Oberstudiendirektor (OStD) ist eine Amtsbezeichnung für Beamte im höheren Schuldienst in Deutschland. Die Amtsinhaber sind in Besoldungsgruppe A 16 eingruppiert.

Der Oberstudiendirektor stellt im Schuldienst an Gymnasien, Gesamtschulen und berufsbildende Schulen, landesrechtlich z. B. auch an Pädagogischen Fachseminaren, das dritte Beförderungsamt nach der Ernennung zum Studienrat (Eingangsamt) dar. Das erste Beförderungsamt ist Oberstudienrat, das zweite Studiendirektor.

Beförderung und Bewerbung[Bearbeiten | Quelltext bearbeiten]
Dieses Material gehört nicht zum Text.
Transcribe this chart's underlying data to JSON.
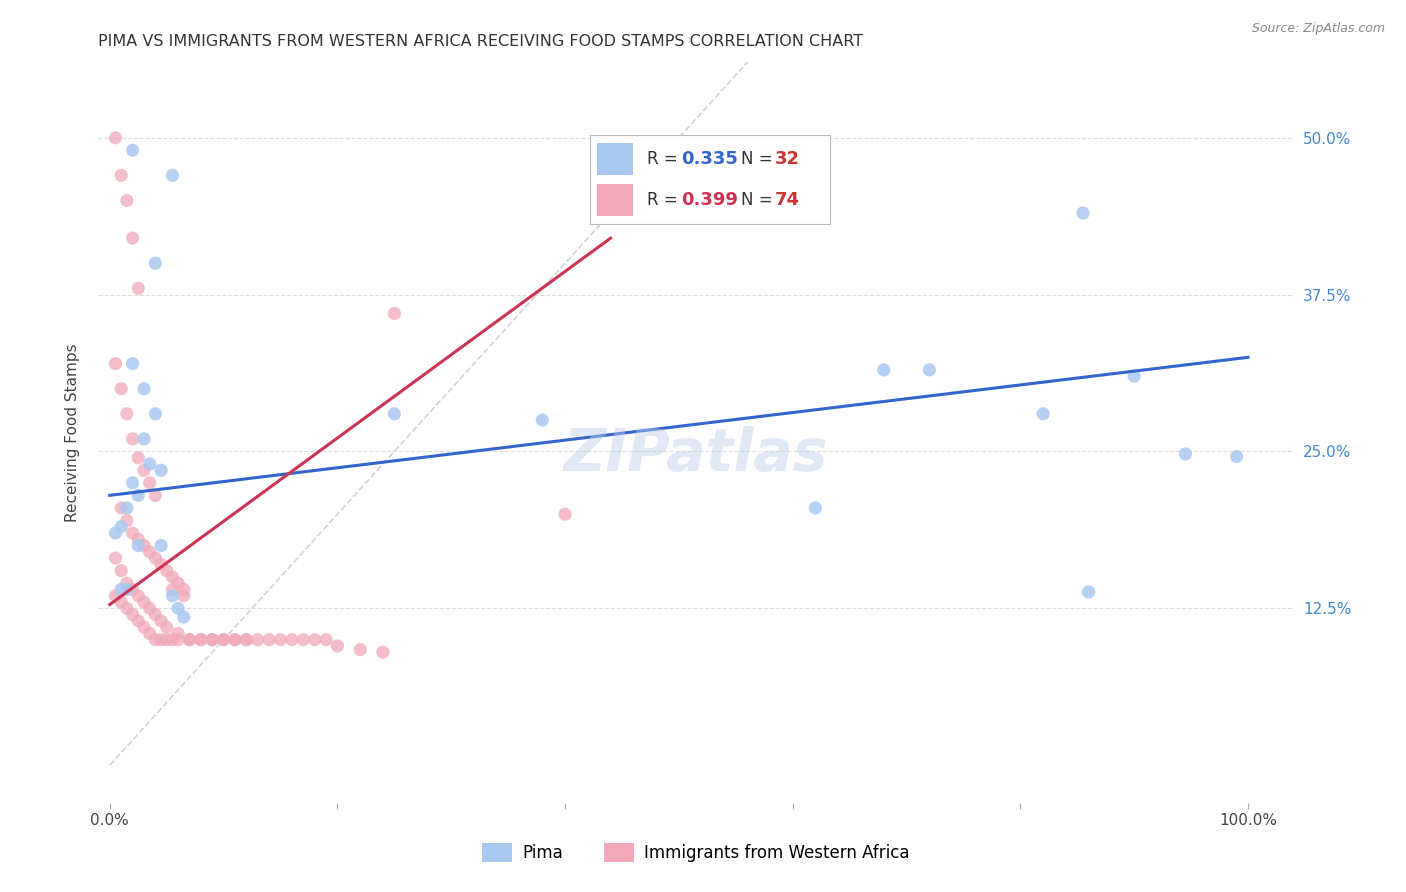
{
  "title": "PIMA VS IMMIGRANTS FROM WESTERN AFRICA RECEIVING FOOD STAMPS CORRELATION CHART",
  "source": "Source: ZipAtlas.com",
  "ylabel": "Receiving Food Stamps",
  "watermark": "ZIPatlas",
  "legend1_label": "Pima",
  "legend2_label": "Immigrants from Western Africa",
  "R1": 0.335,
  "N1": 32,
  "R2": 0.399,
  "N2": 74,
  "color1": "#a8c8f0",
  "color2": "#f0a8b8",
  "line1_color": "#3366cc",
  "line2_color": "#cc3355",
  "diagonal_color": "#cccccc",
  "xlim_min": -0.01,
  "xlim_max": 1.04,
  "ylim_min": -0.03,
  "ylim_max": 0.56,
  "xticks": [
    0.0,
    0.2,
    0.4,
    0.6,
    0.8,
    1.0
  ],
  "xticklabels": [
    "0.0%",
    "",
    "",
    "",
    "",
    "100.0%"
  ],
  "yticks": [
    0.125,
    0.25,
    0.375,
    0.5
  ],
  "right_yticklabels": [
    "12.5%",
    "25.0%",
    "37.5%",
    "50.0%"
  ],
  "title_fontsize": 11.5,
  "axis_label_fontsize": 11,
  "tick_fontsize": 11,
  "watermark_fontsize": 42,
  "background_color": "#ffffff",
  "grid_color": "#dddddd",
  "right_axis_color": "#4488cc",
  "pima_x": [
    0.02,
    0.055,
    0.04,
    0.02,
    0.03,
    0.04,
    0.03,
    0.035,
    0.045,
    0.02,
    0.025,
    0.015,
    0.01,
    0.005,
    0.38,
    0.62,
    0.68,
    0.72,
    0.82,
    0.855,
    0.86,
    0.9,
    0.945,
    0.99,
    0.25,
    0.055,
    0.065,
    0.025,
    0.045,
    0.06,
    0.015,
    0.01
  ],
  "pima_y": [
    0.49,
    0.47,
    0.4,
    0.32,
    0.3,
    0.28,
    0.26,
    0.24,
    0.235,
    0.225,
    0.215,
    0.205,
    0.19,
    0.185,
    0.275,
    0.205,
    0.315,
    0.315,
    0.28,
    0.44,
    0.138,
    0.31,
    0.248,
    0.246,
    0.28,
    0.135,
    0.118,
    0.175,
    0.175,
    0.125,
    0.14,
    0.14
  ],
  "africa_x": [
    0.005,
    0.01,
    0.015,
    0.02,
    0.025,
    0.005,
    0.01,
    0.015,
    0.02,
    0.025,
    0.03,
    0.035,
    0.04,
    0.01,
    0.015,
    0.02,
    0.025,
    0.03,
    0.035,
    0.04,
    0.045,
    0.05,
    0.055,
    0.06,
    0.065,
    0.005,
    0.01,
    0.015,
    0.02,
    0.025,
    0.03,
    0.035,
    0.04,
    0.045,
    0.05,
    0.055,
    0.06,
    0.07,
    0.08,
    0.09,
    0.1,
    0.11,
    0.12,
    0.13,
    0.14,
    0.15,
    0.16,
    0.17,
    0.18,
    0.19,
    0.2,
    0.22,
    0.24,
    0.005,
    0.01,
    0.015,
    0.02,
    0.025,
    0.03,
    0.035,
    0.04,
    0.045,
    0.05,
    0.06,
    0.07,
    0.08,
    0.09,
    0.1,
    0.11,
    0.12,
    0.4,
    0.25,
    0.065,
    0.055
  ],
  "africa_y": [
    0.5,
    0.47,
    0.45,
    0.42,
    0.38,
    0.32,
    0.3,
    0.28,
    0.26,
    0.245,
    0.235,
    0.225,
    0.215,
    0.205,
    0.195,
    0.185,
    0.18,
    0.175,
    0.17,
    0.165,
    0.16,
    0.155,
    0.15,
    0.145,
    0.14,
    0.135,
    0.13,
    0.125,
    0.12,
    0.115,
    0.11,
    0.105,
    0.1,
    0.1,
    0.1,
    0.1,
    0.1,
    0.1,
    0.1,
    0.1,
    0.1,
    0.1,
    0.1,
    0.1,
    0.1,
    0.1,
    0.1,
    0.1,
    0.1,
    0.1,
    0.095,
    0.092,
    0.09,
    0.165,
    0.155,
    0.145,
    0.14,
    0.135,
    0.13,
    0.125,
    0.12,
    0.115,
    0.11,
    0.105,
    0.1,
    0.1,
    0.1,
    0.1,
    0.1,
    0.1,
    0.2,
    0.36,
    0.135,
    0.14
  ],
  "line1_x0": 0.0,
  "line1_y0": 0.215,
  "line1_x1": 1.0,
  "line1_y1": 0.325,
  "line2_x0": 0.0,
  "line2_y0": 0.128,
  "line2_x1": 0.44,
  "line2_y1": 0.42
}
Die Beförderung zum Oberstudiendirektor ist, von wenigen Ausnahmen abgesehen, mit der Bestellung zum Schulleiter einer Schule mit einer bestimmten Mindestgröße oder zum Leiter eines Studienseminars für das Lehramt an Gymnasien bzw. berufsbildenden Schulen verbunden. Die Bewerber sollen meist vertiefte Erfahrungen auf der Leitungsebene im Schulbereich, etwa als ständiger Vertreter des Schulleiters, Fachabteilungsleiter einer Schule oder Schulaufsichtsbeamter, z. B. Fachberater, gesammelt haben. Formal kommen alle Lehrer der Besoldungsgruppe A 15 in Frage; bewerben können sich jedoch auch Beamte niedrigerer Besoldungsgruppen. Im Falle einer Auswahl wird dann aber erst jedes Beförderungsamt mit eventuellen Wartezeiten durchlaufen. In Nordrhein-Westfalen gibt es aber zum Beispiel auch die sogenannte „Sprungbeförderung“. Diese bedeutet, dass das vorherige Amt nicht zwingend durchlaufen werden muss.

Die Stellen für Oberstudiendirektoren werden, wie alle Stellen, ausgeschrieben. Die Bewerber müssen sich im Bewerbungsverfahren für diese Stelle nach Eignung, Leistung und Befähigung gemäß Artikel 33 des Grundgesetzes qualifizieren. In einigen Ländern müssen sich die Bewerber auch dem zuständigen Schul- und Schulträgerausschuss vorstellen, der teilweise ein Vorschlagsrecht für die Besetzung der Stelle hat. Die endgültige Entscheidung über die Besetzung der Stelle trifft der Dienstvorgesetzte, in einigen Ländern ist auch die Zustimmung des Schulträgers nötig.